In the example above, we required an enrollment rate of 3.6 patients per site per month. Of course, this does not mean that in every month, we will observe 3 or 4 patients at each site. Rather, many studies have shown [3, 4] that patient arrivals behave as a random process where the observed number of patients will vary from month to month according to a Poisson distribution . The figures above show the averaged planned enrollment in blue, and the 95% prediction intervals in red. The primary advantage of modeling enrollment as a random process is the ability to calculate a probability of success.

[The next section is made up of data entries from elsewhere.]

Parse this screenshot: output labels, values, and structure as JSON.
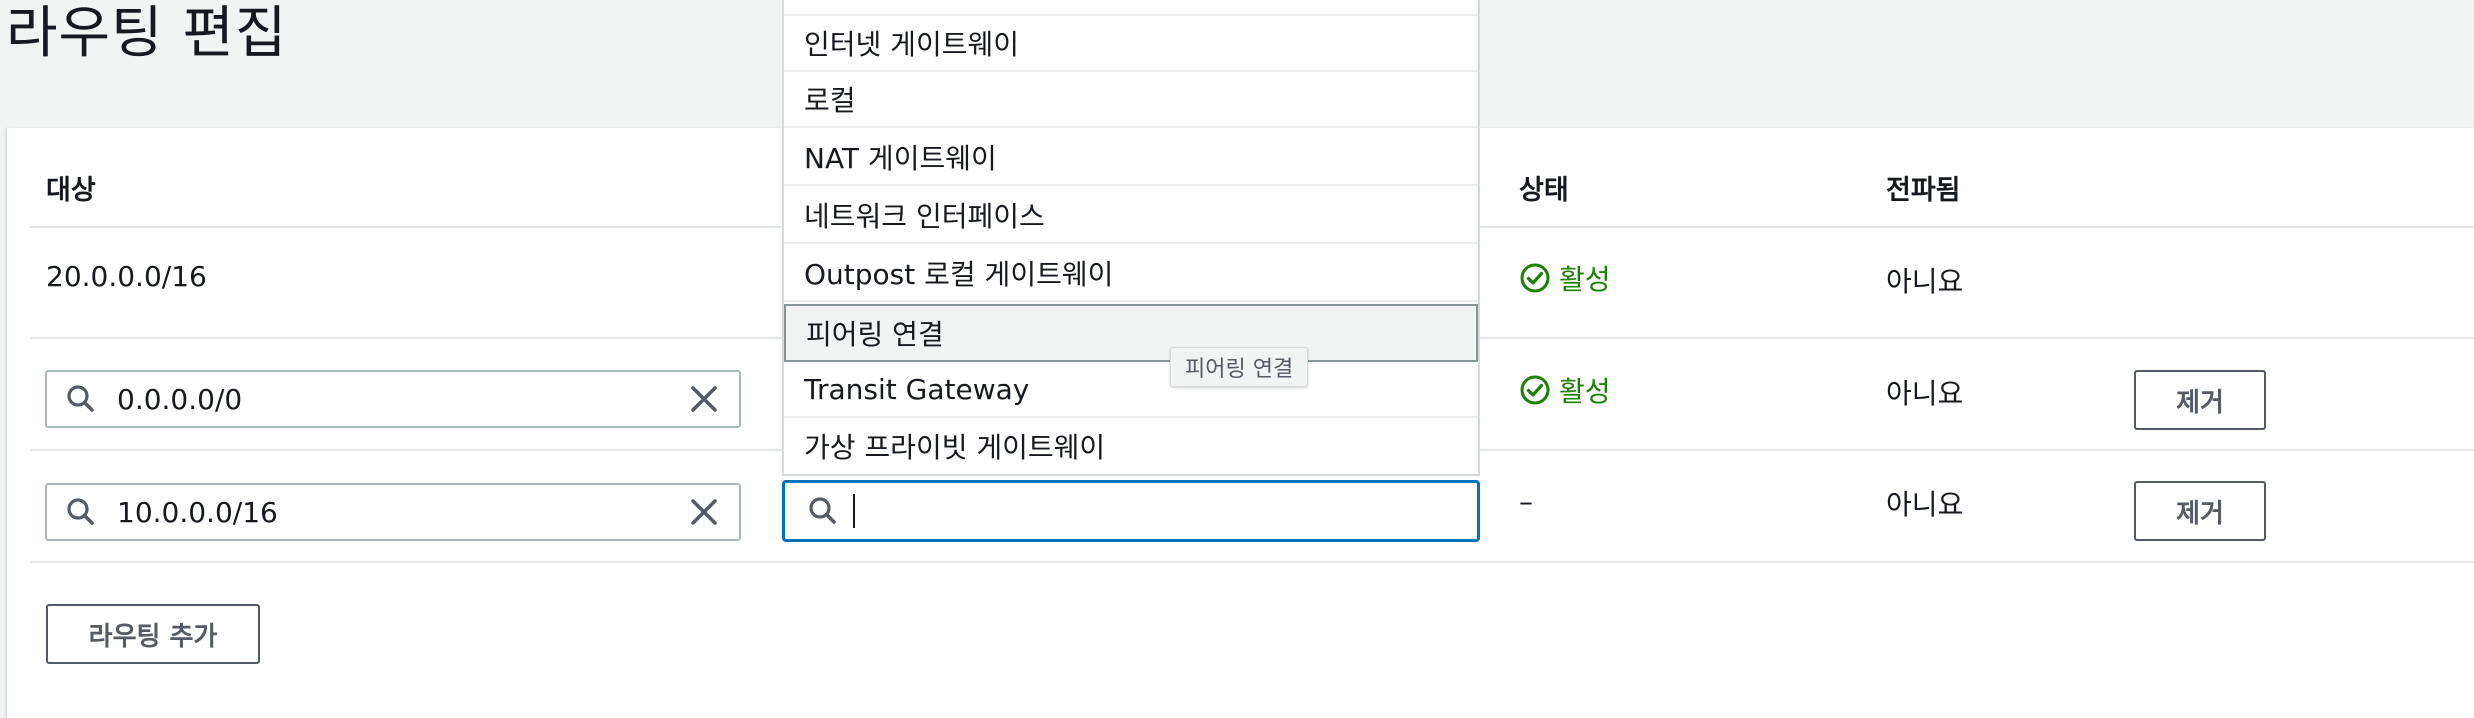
{
  "page": {
    "title": "라우팅 편집"
  },
  "table": {
    "headers": {
      "destination": "대상",
      "status": "상태",
      "propagated": "전파됨"
    },
    "rows": [
      {
        "destination": "20.0.0.0/16",
        "status": "활성",
        "propagated": "아니요"
      },
      {
        "destination": "0.0.0.0/0",
        "status": "활성",
        "propagated": "아니요",
        "remove_label": "제거"
      },
      {
        "destination": "10.0.0.0/16",
        "status": "–",
        "propagated": "아니요",
        "remove_label": "제거"
      }
    ]
  },
  "dropdown": {
    "items": [
      "인터넷 게이트웨이",
      "로컬",
      "NAT 게이트웨이",
      "네트워크 인터페이스",
      "Outpost 로컬 게이트웨이",
      "피어링 연결",
      "Transit Gateway",
      "가상 프라이빗 게이트웨이"
    ],
    "highlighted_index": 5,
    "tooltip": "피어링 연결",
    "filter_value": ""
  },
  "actions": {
    "add_route_label": "라우팅 추가"
  },
  "colors": {
    "active": "#1d8102",
    "focus": "#0073bb"
  },
  "icons": [
    "search-icon",
    "clear-icon",
    "status-success-icon"
  ]
}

Before doing so, we will consider other sources of random variation.
(2) Will enrollment rates across sites be identical or variable?
Just as we do not expect enrollment to be identical from month to month, we do not expect every site to recruit at exactly the same rate. Instead, enrollment rates will vary across sites according to some distribution. One flexible distribution used often in such applications is the gamma. In fact, Ansimov and Fedorov (2007) have shown in an analysis of several multi-center trials that, “a Poisson-gamma model is in good agreement with real data” . In the figures above, the updated prediction intervals incorporating this assumption are slightly wider, reflecting the greater uncertainty about exactly when the enrollment target will be achieved.

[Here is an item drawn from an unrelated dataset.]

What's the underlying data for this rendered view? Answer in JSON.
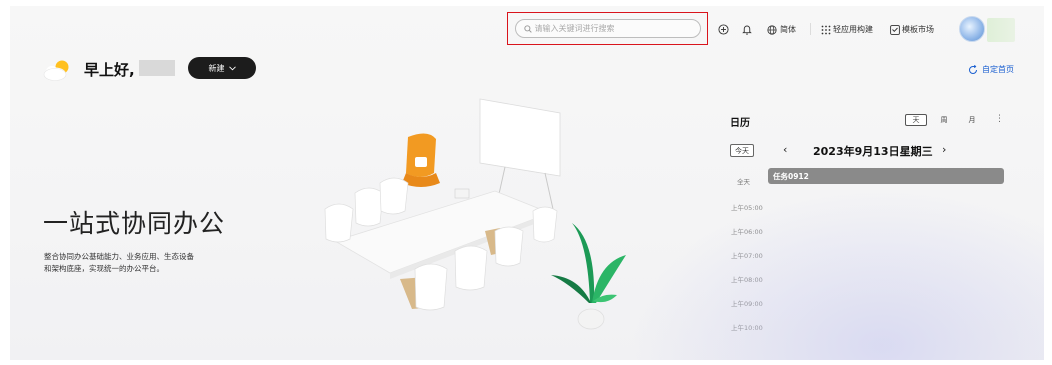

(3) Will sites open at the same time or with some delay?
Finally, not all sites in a study will come online at the same time. Site initiation involves a long sequence of complex procedures including: prestudy visits, regulatory documentation, as well as contract and budget negotiation. The time required for each of these steps will vary from country to country, and from site to site. In a comprehensive survey of study initiation practices, Lamberti et al (2012) found that a Phase III study can take around 10 months from prestudy visit to first patient in, and around 17 months from protocol approval to 100% approved sites initiated . Thus, enrollment will start more slowly when some sites take longer than others to initiate.
From this more realistic plan, our original hope of enrolling 1,800 patients within 10 months will not be feasible. Targeting an 80% probability of success, we predict the study duration will take up to 14 months. In this way, trial planners who use modeling and simulation tools will be able to maximize their chances of study completion. 

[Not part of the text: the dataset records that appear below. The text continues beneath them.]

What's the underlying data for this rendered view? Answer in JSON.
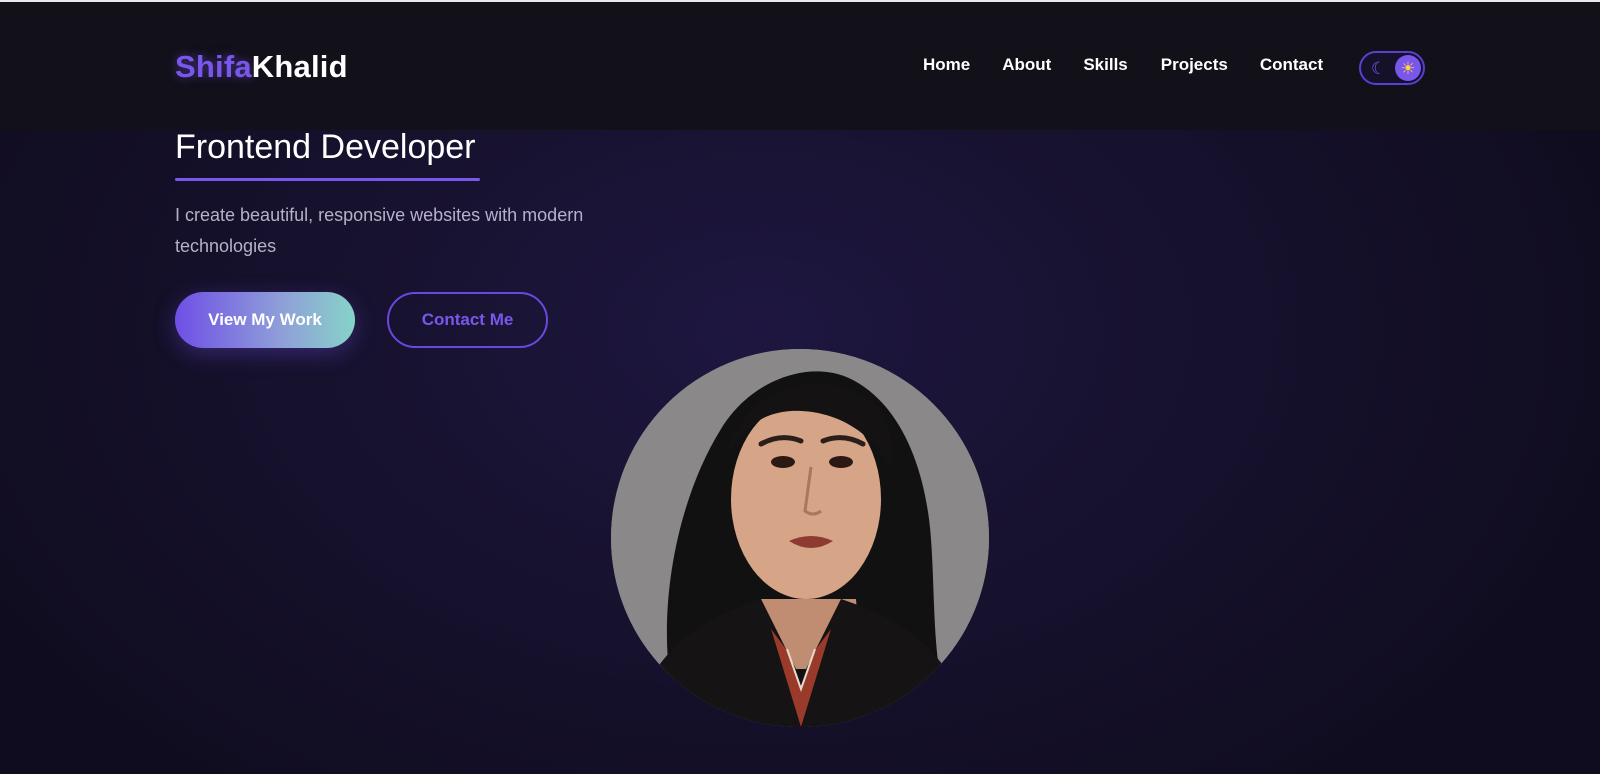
{
  "header": {
    "logo_first": "Shifa",
    "logo_last": "Khalid",
    "nav": [
      {
        "label": "Home"
      },
      {
        "label": "About"
      },
      {
        "label": "Skills"
      },
      {
        "label": "Projects"
      },
      {
        "label": "Contact"
      }
    ],
    "theme_toggle": {
      "left_icon": "moon-icon",
      "right_icon": "sun-icon",
      "active": "dark"
    }
  },
  "hero": {
    "title": "Frontend Developer",
    "subtitle": "I create beautiful, responsive websites with modern technologies",
    "primary_button": "View My Work",
    "secondary_button": "Contact Me"
  },
  "avatar": {
    "icon": "profile-photo"
  },
  "colors": {
    "accent": "#7a57ec",
    "background": "#100c1f",
    "nav_background": "#121019",
    "button_gradient_start": "#6f4fe6",
    "button_gradient_end": "#86d3c8"
  }
}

 Anisimov, V. V., & Fedorov, V. (2007). Modelling, prediction and adaptive adjustment of recruitment in multicentre trials. Statistics in Medicine, 26, 4958–4975.
 Barnard, K. D., Dent, L., & Cook, A. (2010). A systematic review of models to predict recruitment to multicentre clinical trials. BMC Medical Research Methodology, 10, 63.
 Lamberti, M. J., Brothers, C., Manak, D., & Getz, K. (2012). Benchmarking the study initiation process. Therapeutic Innovation & Regulatory Science, 47, 101–109.